You are synchronously waiting for tasks to finish. This is not gonna work for WPF without a little bit of ConfigureAwait(false) magic. Here is a better solution:

private async Task Execute()
{
    string tags = ConfigurationManager.AppSettings["HTMLTags"];

    var cursor = Mouse.OverrideCursor;
    Mouse.OverrideCursor = System.Windows.Input.Cursors.Wait;
    List<Task> tasks = new List<Task>();
    foreach (string tag in tags.Split(';'))
    {
         tasks.Add(ReadImagesAsync(tag));
         //tasks.Add(Task.Run(() => ReadImages(tag)));
    }

    await Task.WhenAll(tasks.ToArray());
    Mouse.OverrideCursor = cursor;
}

If this is WPF, then I'm sure you would call it when some kind of event happens. The way you should call this method is from event handler, e.g.:

private async void OnWindowOpened(object sender, EventArgs args)
{
    await Execute();
}

Looking at the edited version of your question I can see that in fact you can make it all very nice and pretty by using async version of DownloadStringAsync:

private async Task ReadImages (string HTMLtag)
{
    string section = HTMLtag.Split(':')[0];
    string tag = HTMLtag.Split(':')[1];

    List<string> UsedAdresses = new List<string>();
    var webClient = new WebClient();
    string page = await webClient.DownloadStringAsync(Link);

    //...
}

Now, what's the deal with tasks.Add(Task.Run(() => ReadImages(tag)));?

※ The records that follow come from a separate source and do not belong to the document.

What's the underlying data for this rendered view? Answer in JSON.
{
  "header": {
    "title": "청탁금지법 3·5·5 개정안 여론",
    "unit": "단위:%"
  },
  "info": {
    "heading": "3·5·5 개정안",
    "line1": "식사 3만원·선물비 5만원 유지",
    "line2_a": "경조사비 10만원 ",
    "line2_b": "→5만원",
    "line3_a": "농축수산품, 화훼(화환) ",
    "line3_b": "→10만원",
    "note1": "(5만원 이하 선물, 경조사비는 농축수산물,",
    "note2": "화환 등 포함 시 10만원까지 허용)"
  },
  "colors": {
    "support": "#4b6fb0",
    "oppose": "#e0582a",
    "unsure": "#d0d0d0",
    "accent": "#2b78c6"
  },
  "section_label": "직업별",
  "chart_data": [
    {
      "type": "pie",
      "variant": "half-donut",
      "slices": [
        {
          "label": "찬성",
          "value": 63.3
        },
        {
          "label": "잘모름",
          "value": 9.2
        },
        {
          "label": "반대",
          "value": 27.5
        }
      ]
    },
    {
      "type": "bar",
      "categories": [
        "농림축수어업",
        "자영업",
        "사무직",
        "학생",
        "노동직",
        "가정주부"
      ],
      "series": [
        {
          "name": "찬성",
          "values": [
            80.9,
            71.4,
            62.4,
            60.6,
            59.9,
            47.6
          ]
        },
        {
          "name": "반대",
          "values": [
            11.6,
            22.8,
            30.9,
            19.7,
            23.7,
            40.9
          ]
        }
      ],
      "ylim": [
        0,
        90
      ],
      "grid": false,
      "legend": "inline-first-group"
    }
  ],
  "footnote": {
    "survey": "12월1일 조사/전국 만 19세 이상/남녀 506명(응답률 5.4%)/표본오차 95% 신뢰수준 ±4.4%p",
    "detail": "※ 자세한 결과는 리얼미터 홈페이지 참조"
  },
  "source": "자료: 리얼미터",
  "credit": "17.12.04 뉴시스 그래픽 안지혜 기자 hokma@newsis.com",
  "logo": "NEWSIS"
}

This requires knowledge of SynchronizationContext. When you create a task, you copy the state of thread that scheduled the task, so you can come back to it when you are finished with await. When you call method without Task.Run, you say "I want to come back to UI thread". This is not possible, because UI thread is already waiting for the task and so they are both waiting for themselves. When you add another task to the mix, you are saying: "UI thread must schedule an 'outer' task that will schedule another, 'inner' task, that I will come back to."